От неожиданности помощник капитана вздрогнул. Он боялся Бекмана до дрожи в коленках. Тот вечно подворачивался там, где его меньше всего ждешь, и выискивал малейшие погрешности. «Тебе хотелось бы подловить меня, правда?»– подумал помощник капитана. – Тебе очень хотелось бы сказать, что мы небрежно обращаемся с этими чертовыми ящиками. Хотелось бы помчаться к старику и доложить, что мы не стараемся».

Но проявить к Огдену Бекману непочтение и остаться на своем посту нельзя.

– О нет, сэр, – ответил помощник. – Мистер Экстельм не любит начинать так рано. Полагаю, он с семьей не приедет до того, как мы будет почти готовы к отплытию.

Бекман продолжал смотреть на него в упор, и помощник поспешил добавить:

– Извините, сэр.

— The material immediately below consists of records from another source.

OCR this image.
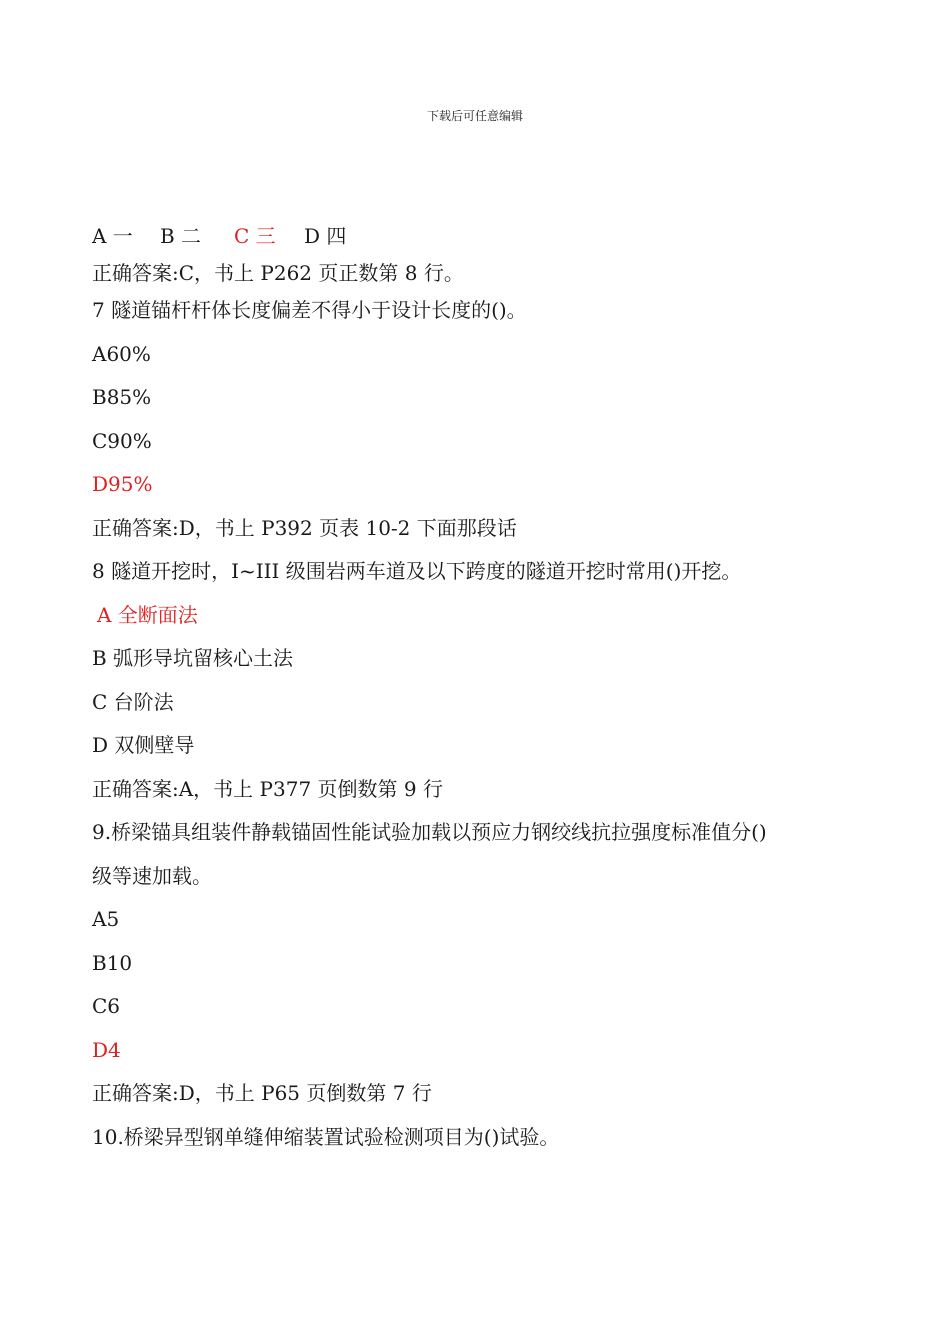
下载后可任意编辑
A 一 B 二 C 三 D 四
正确答案:C，书上 P262 页正数第 8 行。
7 隧道锚杆杆体长度偏差不得小于设计长度的()。
A60%
B85%
C90%
D95%
正确答案:D，书上 P392 页表 10-2 下面那段话
8 隧道开挖时，I~III 级围岩两车道及以下跨度的隧道开挖时常用()开挖。
A 全断面法
B 弧形导坑留核心土法
C 台阶法
D 双侧壁导
正确答案:A，书上 P377 页倒数第 9 行
9.桥梁锚具组装件静载锚固性能试验加载以预应力钢绞线抗拉强度标准值分()
级等速加载。
A5
B10
C6
D4
正确答案:D，书上 P65 页倒数第 7 行
10.桥梁异型钢单缝伸缩装置试验检测项目为()试验。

Я думал, вы говорите о мистере Джордже. Турок уже на борту… – Он запнулся. – Я хотел сказать, мистер Экстельм-старший, сэр. Я не имел в виду ничего неуважительного, сэр. Просто мы всегда так говорим…

– Да, я знаю, – прервал на полуслове разговор Бекман и, повернувшись к нему спиной, направился к трапу.

Через полчаса в кабинете сына на борту судна Турок сидел, откинувшись на спинку кресла между высокими, блестевшими шелком боковинами. Бекман стоял рядом в почтительной позе. Старик поглядывал на него острыми, как у ворона, глазами, костистый нос и будто высеченные из камня челюсти находились в непрестанном движении и ни секунды не знали покоя. Дым от сигары лениво вился вокруг него, но никак не смягчал его черты. Не поворачивая головы, Турок внимательно осмотрел комнату и глубоко затянулся. Если и был на свете запах, который он любил не меньше запаха хорошей сигары, так это запах денег: неповторимый аромат сафьяновых переплетов бухгалтерских книг, обитых кожей рабочих столов, толстых ковров, полированной мебели и дубовых каминных досок. Турок одобрительно кивнул: в комнате было все, что ему хотелось, – это было место для избранных, для исключительных свершений, вдохновляюще приглушенных голосов и благоговейных взглядов. Мартин Экстельм, патриарх клана и глава «Экстельм и компания», был доволен. Корабль его сына Джорджа был именно тем, что он заказывал.

– Лучшее, что можно купить за деньги, Бекман, – тихо произнес Турок. – Еще один маленький урок. Запомни это. – Он поднял в воздух сигару и обвел комнату взглядом. – На мелочах никого не обманешь. Кроме тех, кому нравится, когда их обманывают.

– Сэр, – отозвался Бекман. Он сложил руки перед собой и потверже поставил ноги. Ни одному звуку не дозволено было проникать в святая святых, и Бекман счел за лучшее хранить молчание.